Они замолчали. Куры копались под яблонями, где у них были насиженные места в рассыпчатой земле, усеянной следами их лап. За одной из них гнался петух; догнал, потрепыхался на ней, наконец отпустил, неловко слезая. Она отряхнулась, как всегда, удивляясь служившемуся, и сразу обо всем забыла, даже не успев над этим задуматься. Встряхивая гривой, скакал стреноженный конь. Дионизий вскочил, потому что конь полез на грядку созревающего мака. Поднял с земли палку, запустил в него и замахал руками, чтобы прогнать. По траве, меланхолически крякая, тащились утки — припекало солнце, сентябрь был сухой.
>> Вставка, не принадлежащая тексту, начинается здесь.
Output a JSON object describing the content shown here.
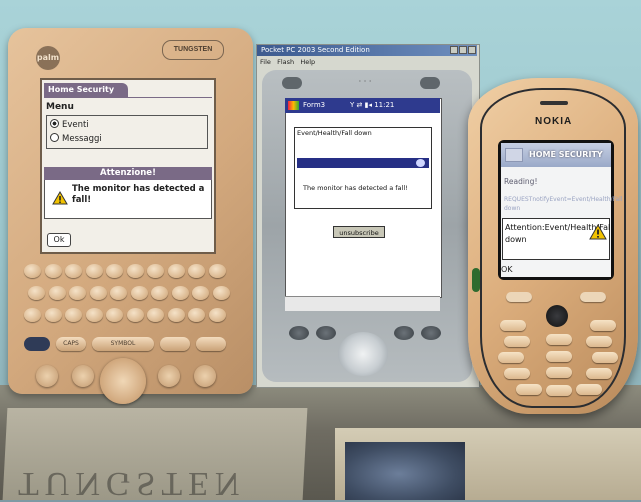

— Что же теперь будет? — спросил Дионизий.
— А что может быть? Пошумит, да и успокоится.
— Но как же это? Благословения, говорит, не даст.
Длинное лицо Ромуальда было темным от щетины и досады.
— Не даст и не надо. Что прикажешь делать? Ты маму слушаешься, а она и тебе жениться не разрешила. И так худо, и так нехорошо. Кто ей угодит?
— Однако ж, сам знаешь, хамка, — буркнул Дионизий.
— Твоя была шляхтянкой, а мама все равно не захотела.
Это было не совсем верно. В тот раз дело было в другом: не в избраннице, а в самом сыне, которого Буковская ревновала и предпочитала оставить холостяком. Теперь же случилось нечто действительно ужасное, а представить, как до этого дошло, было слишком трудно: так же трудно представить себе, как муха постепенно запутывается в паутине.